I’m not a selfie poster. At first I didn’t see why I needed to post a picture of myself if what I was promoting was my writing, but I realized as time went on that people think you’re a bot if there is no sign of human form on your feed. I dunno maybe that’s just a strong arm tactic to get people to post their likeness. I don’t like pictures and sometimes I’m wildly photogenic and other times I’m swept back to that awkward middle school phase. This inconsistency of picture taking for me is enough to keep me behind the camera and not in front of it.

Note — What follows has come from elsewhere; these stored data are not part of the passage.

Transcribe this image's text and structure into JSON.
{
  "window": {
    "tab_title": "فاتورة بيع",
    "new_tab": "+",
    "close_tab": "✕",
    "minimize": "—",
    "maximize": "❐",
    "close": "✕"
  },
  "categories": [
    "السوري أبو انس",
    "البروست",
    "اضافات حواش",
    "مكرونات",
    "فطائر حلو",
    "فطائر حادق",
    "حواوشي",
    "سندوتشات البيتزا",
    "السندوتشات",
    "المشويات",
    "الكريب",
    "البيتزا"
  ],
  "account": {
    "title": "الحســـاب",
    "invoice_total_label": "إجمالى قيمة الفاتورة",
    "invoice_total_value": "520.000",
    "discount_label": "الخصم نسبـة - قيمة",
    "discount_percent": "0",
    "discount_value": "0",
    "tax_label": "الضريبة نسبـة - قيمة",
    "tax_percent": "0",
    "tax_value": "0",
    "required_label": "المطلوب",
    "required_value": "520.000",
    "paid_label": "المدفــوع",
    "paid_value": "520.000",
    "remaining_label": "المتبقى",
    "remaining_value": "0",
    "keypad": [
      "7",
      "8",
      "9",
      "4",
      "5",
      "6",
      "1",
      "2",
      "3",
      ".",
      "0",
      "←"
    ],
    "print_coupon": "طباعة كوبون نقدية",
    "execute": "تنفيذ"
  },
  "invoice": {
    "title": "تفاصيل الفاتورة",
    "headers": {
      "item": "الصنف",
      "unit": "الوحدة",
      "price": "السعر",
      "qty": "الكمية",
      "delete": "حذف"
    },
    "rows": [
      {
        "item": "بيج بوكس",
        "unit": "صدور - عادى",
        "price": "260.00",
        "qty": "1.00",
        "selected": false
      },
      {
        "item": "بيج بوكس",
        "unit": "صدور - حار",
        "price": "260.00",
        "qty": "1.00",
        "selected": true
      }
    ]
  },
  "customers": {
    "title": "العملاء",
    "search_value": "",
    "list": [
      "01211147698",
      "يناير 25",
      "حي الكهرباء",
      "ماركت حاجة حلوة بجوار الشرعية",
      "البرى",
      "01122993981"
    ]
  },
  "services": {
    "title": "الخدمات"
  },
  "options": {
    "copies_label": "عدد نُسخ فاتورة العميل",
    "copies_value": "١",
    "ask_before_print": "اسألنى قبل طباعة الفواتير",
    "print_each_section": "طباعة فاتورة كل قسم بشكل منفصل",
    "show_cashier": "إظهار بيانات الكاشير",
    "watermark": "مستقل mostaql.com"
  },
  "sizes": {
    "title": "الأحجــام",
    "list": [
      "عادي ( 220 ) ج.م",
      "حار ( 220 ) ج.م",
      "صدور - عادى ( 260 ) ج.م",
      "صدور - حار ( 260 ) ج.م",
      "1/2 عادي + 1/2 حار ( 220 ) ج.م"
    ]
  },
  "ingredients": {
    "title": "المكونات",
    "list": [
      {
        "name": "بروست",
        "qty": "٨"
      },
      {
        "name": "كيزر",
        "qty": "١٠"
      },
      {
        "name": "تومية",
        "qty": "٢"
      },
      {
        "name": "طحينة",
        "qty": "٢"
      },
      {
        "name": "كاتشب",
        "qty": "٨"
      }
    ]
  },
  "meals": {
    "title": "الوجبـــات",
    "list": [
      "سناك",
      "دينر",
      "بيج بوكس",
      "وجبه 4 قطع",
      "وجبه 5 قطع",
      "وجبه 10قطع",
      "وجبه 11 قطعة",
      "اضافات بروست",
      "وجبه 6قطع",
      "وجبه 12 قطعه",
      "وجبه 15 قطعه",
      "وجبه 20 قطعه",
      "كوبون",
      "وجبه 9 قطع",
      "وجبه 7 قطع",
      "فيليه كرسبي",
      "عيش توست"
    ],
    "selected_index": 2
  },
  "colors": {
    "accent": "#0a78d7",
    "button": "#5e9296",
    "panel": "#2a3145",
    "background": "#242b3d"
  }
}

Want to know what I do like? Filters. I know I’m supposed to think filters are bad and I’m so vain for liking and using them and that’s not real beauty. Blah, blah, blah. Talk to me in 20 years and if you are a peer – whatevs, stop projecting your shit on me, I’m not your bitch. I’ve had no work or enhancements done on any part of my body. What you see is what you get other than those lovely filters. I keep saying I’m going to do the fillers around my mouth because I smile and laugh a lot and those lines are running pretty deep.
But I’ll let you in on a little secret, I’m a great big chicken. I hate needles and I won’t say never because you know, never say never, but it’s going to take a Napoleon level of ego to get me to go under the knife to stem the aging process or make up for my lack of God given beauty marks. So all I can do to mitigate the march of time is exercise, sleep, water, some vitamins and yes those bloody genius filters.
I can’t say I’ll be posting a whole ton of selfies. It’s just not me. But when I do don’t be surprised to be met by Gazzette Mia.